If you’re in Milton Keynes in years to come you may be seeing something very, very different on the roads…driverless cars.

State-of-the-art ‘autonomous pods’ are to be tested in public areas in the city as part of a ground-breaking pilot scheme to revolutionise transport systems.

The’smart city agenda’ has benefitted from millions of pounds of funding secured by the South East Midlands Local Enterprise Partnership (SEMLEP) through the latest round of the Local Growth Deal.

It means the South East Midlands is playing a pivotal role in pioneering a scheme which looks set to revolutionise the transport infrastructure not only locally but nationally and, potentially, internationally.


A prototype of the driverless car


Not only is Milton Keynes one of four pilot areas for the technology, but future testing at nearby Millbrook Proving Ground in Bedfordshire and an intensive research programme at Cranfield University will ensure the South East Midlands remains at the forefront of the smart city agenda.
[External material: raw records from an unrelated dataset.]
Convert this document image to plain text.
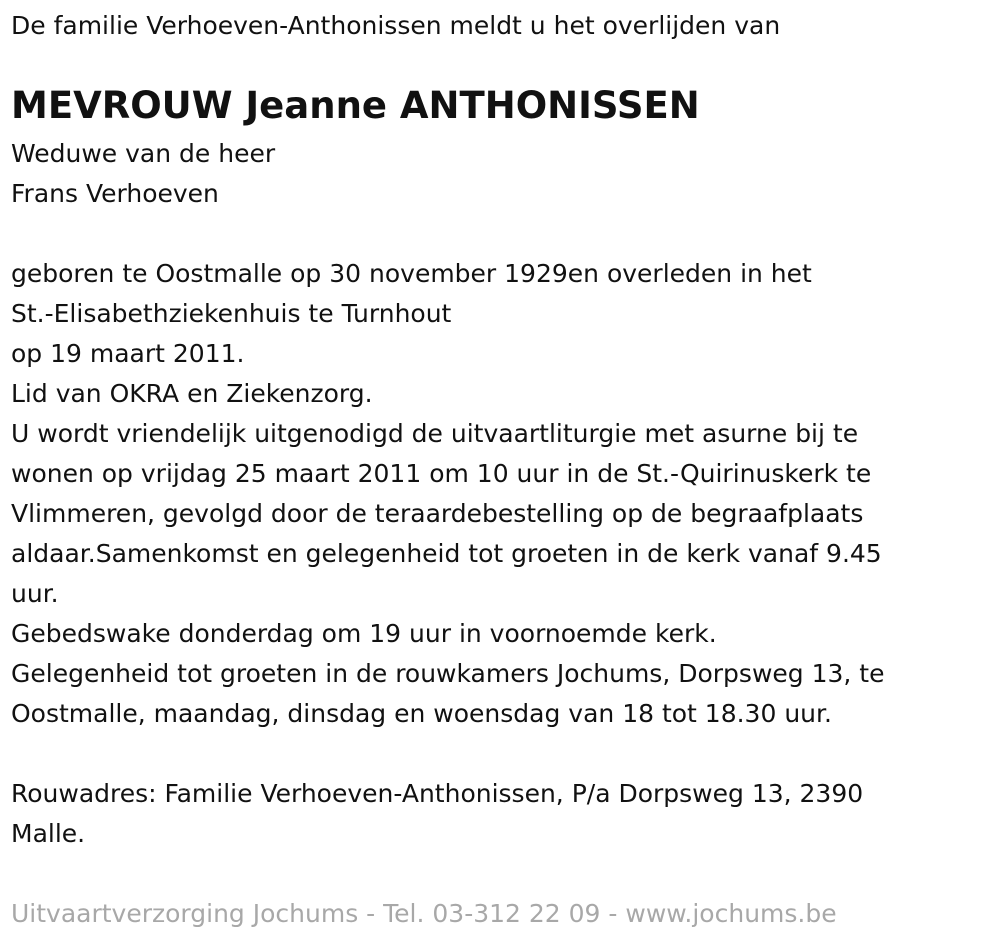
De familie Verhoeven-Anthonissen meldt u het overlijden van

MEVROUW Jeanne ANTHONISSEN

Weduwe van de heer

Frans Verhoeven

geboren te Oostmalle op 30 november 1929en overleden in het

St.-Elisabethziekenhuis te Turnhout

op 19 maart 2011.

Lid van OKRA en Ziekenzorg.

U wordt vriendelijk uitgenodigd de uitvaartliturgie met asurne bij te

wonen op vrijdag 25 maart 2011 om 10 uur in de St.-Quirinuskerk te

Vlimmeren, gevolgd door de teraardebestelling op de begraafplaats

aldaar.Samenkomst en gelegenheid tot groeten in de kerk vanaf 9.45

uur.

Gebedswake donderdag om 19 uur in voornoemde kerk.

Gelegenheid tot groeten in de rouwkamers Jochums, Dorpsweg 13, te

Oostmalle, maandag, dinsdag en woensdag van 18 tot 18.30 uur.

Rouwadres: Familie Verhoeven-Anthonissen, P/a Dorpsweg 13, 2390

Malle.

Uitvaartverzorging Jochums - Tel. 03-312 22 09 - www.jochums.be
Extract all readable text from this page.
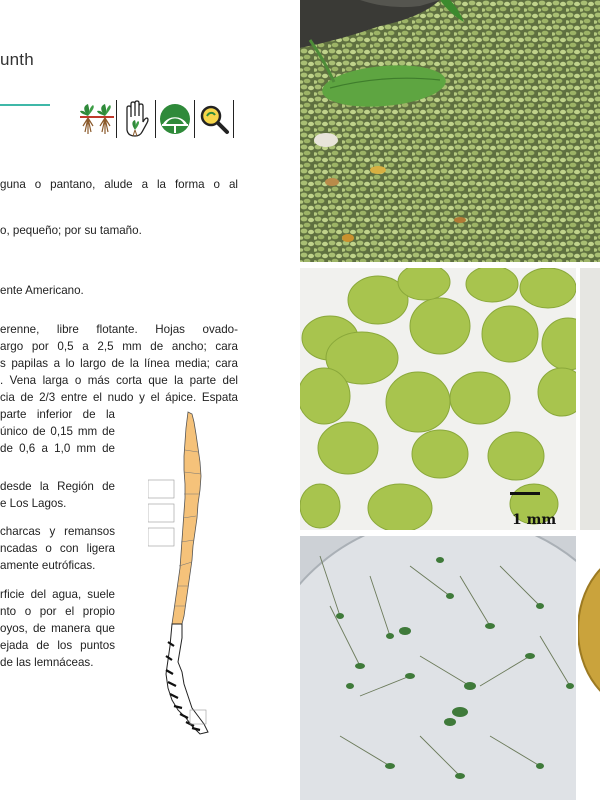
unth
guna o pantano, alude a la forma o al
o, pequeño; por su tamaño.
ente Americano.
erenne, libre flotante. Hojas ovado-
argo por 0,5 a 2,5 mm de ancho; cara
s papilas a lo largo de la línea media; cara
. Vena larga o más corta que la parte del
cia de 2/3 entre el nudo y el ápice. Espata
parte inferior de la
único de 0,15 mm de
de 0,6 a 1,0 mm de
desde la Región de
e Los Lagos.
charcas y remansos
ncadas o con ligera
amente eutróficas.
rficie del agua, suele
nto o por el propio
oyos, de manera que
ejada de los puntos
de las lemnáceas.
1 mm
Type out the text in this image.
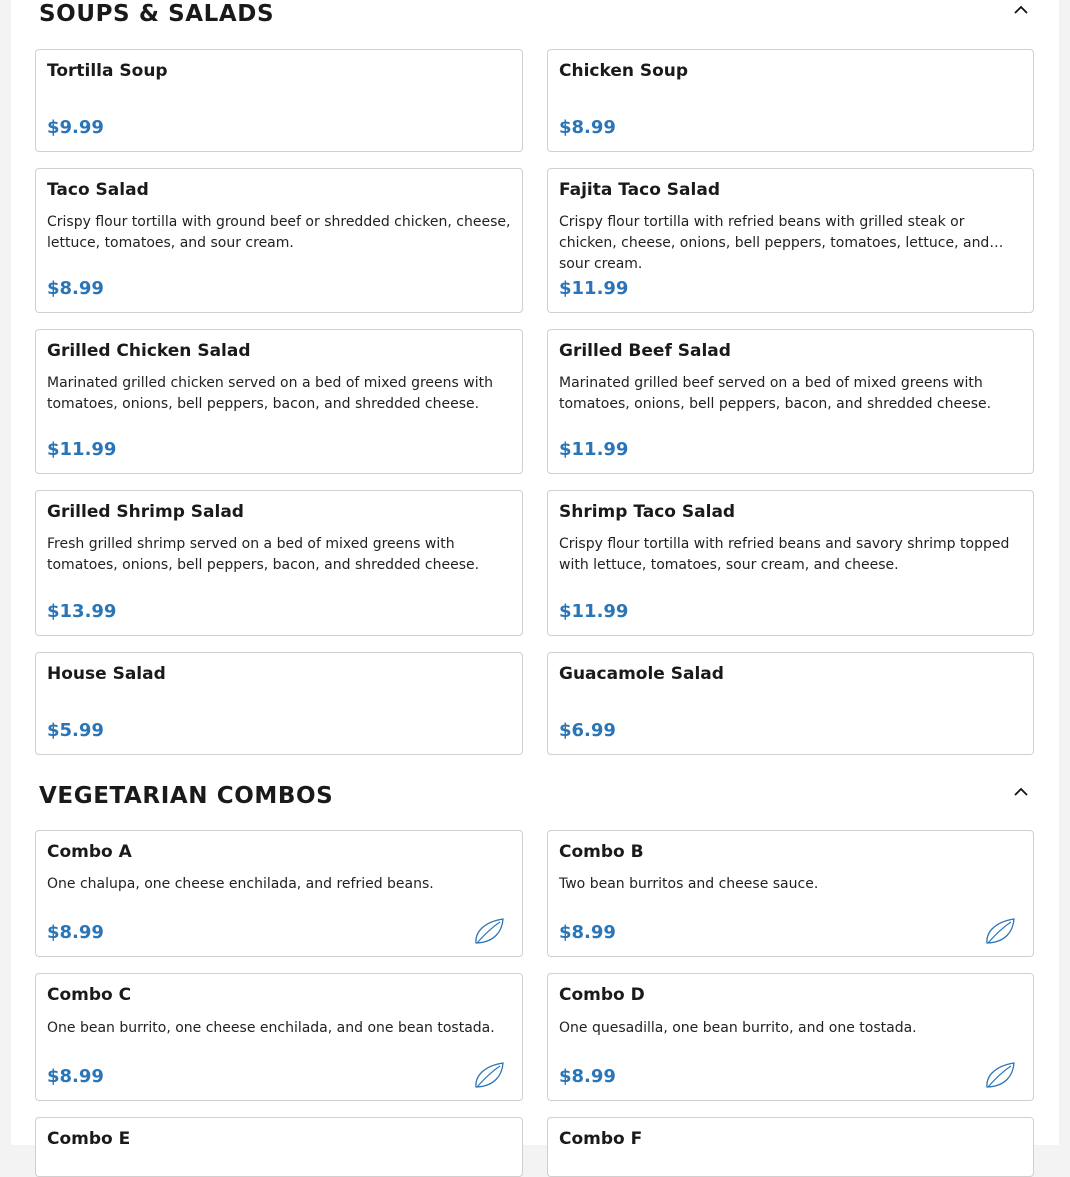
SOUPS & SALADS
Tortilla Soup
$9.99
Chicken Soup
$8.99
Taco Salad
Crispy flour tortilla with ground beef or shredded chicken, cheese, lettuce, tomatoes, and sour cream.
$8.99
Fajita Taco Salad
Crispy flour tortilla with refried beans with grilled steak or chicken, cheese, onions, bell peppers, tomatoes, lettuce, and sour cream.
$11.99
Grilled Chicken Salad
Marinated grilled chicken served on a bed of mixed greens with tomatoes, onions, bell peppers, bacon, and shredded cheese.
$11.99
Grilled Beef Salad
Marinated grilled beef served on a bed of mixed greens with tomatoes, onions, bell peppers, bacon, and shredded cheese.
$11.99
Grilled Shrimp Salad
Fresh grilled shrimp served on a bed of mixed greens with tomatoes, onions, bell peppers, bacon, and shredded cheese.
$13.99
Shrimp Taco Salad
Crispy flour tortilla with refried beans and savory shrimp topped with lettuce, tomatoes, sour cream, and cheese.
$11.99
House Salad
$5.99
Guacamole Salad
$6.99
VEGETARIAN COMBOS
Combo A
One chalupa, one cheese enchilada, and refried beans.
$8.99
Combo B
Two bean burritos and cheese sauce.
$8.99
Combo C
One bean burrito, one cheese enchilada, and one bean tostada.
$8.99
Combo D
One quesadilla, one bean burrito, and one tostada.
$8.99
Combo E	Combo F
Once again, it is the South East Midlands leading the way, with key industries, companies, business leaders and universities coming together to fly the flag for the area and show the rest of the world just what can be done by pooling extensive knowledge and resources.

Transport ministers have labelled the new technology a “real game changer” and experts believe the pods could change the way we get around forever.

Business secretary Vince Cable said the trials, backed by £19m worth of government funding, would ensure the UK remains at the cutting edge of automotive technology and would create a raft of highly-skilled jobs.

He said: “The projects we are now funding in Greenwich, Bristol, Milton Keynes and Coventry will help to ensure we are world-leaders in this field and able to benefit from what is expected to be a £900bn industry by 2025.”

A Department for Transport review of road laws has given the green light to the. Three different autonomous vehicles will start operating from this spring in public urban spaces, in tests designed to assess the public’s interaction with the vehicles as much as the evolving technology.

Transport minister Claire Perry said: “These are still early days but today is an important step. The trials present a fantastic opportunity for this country to take a lead internationally in the development of this new technology.”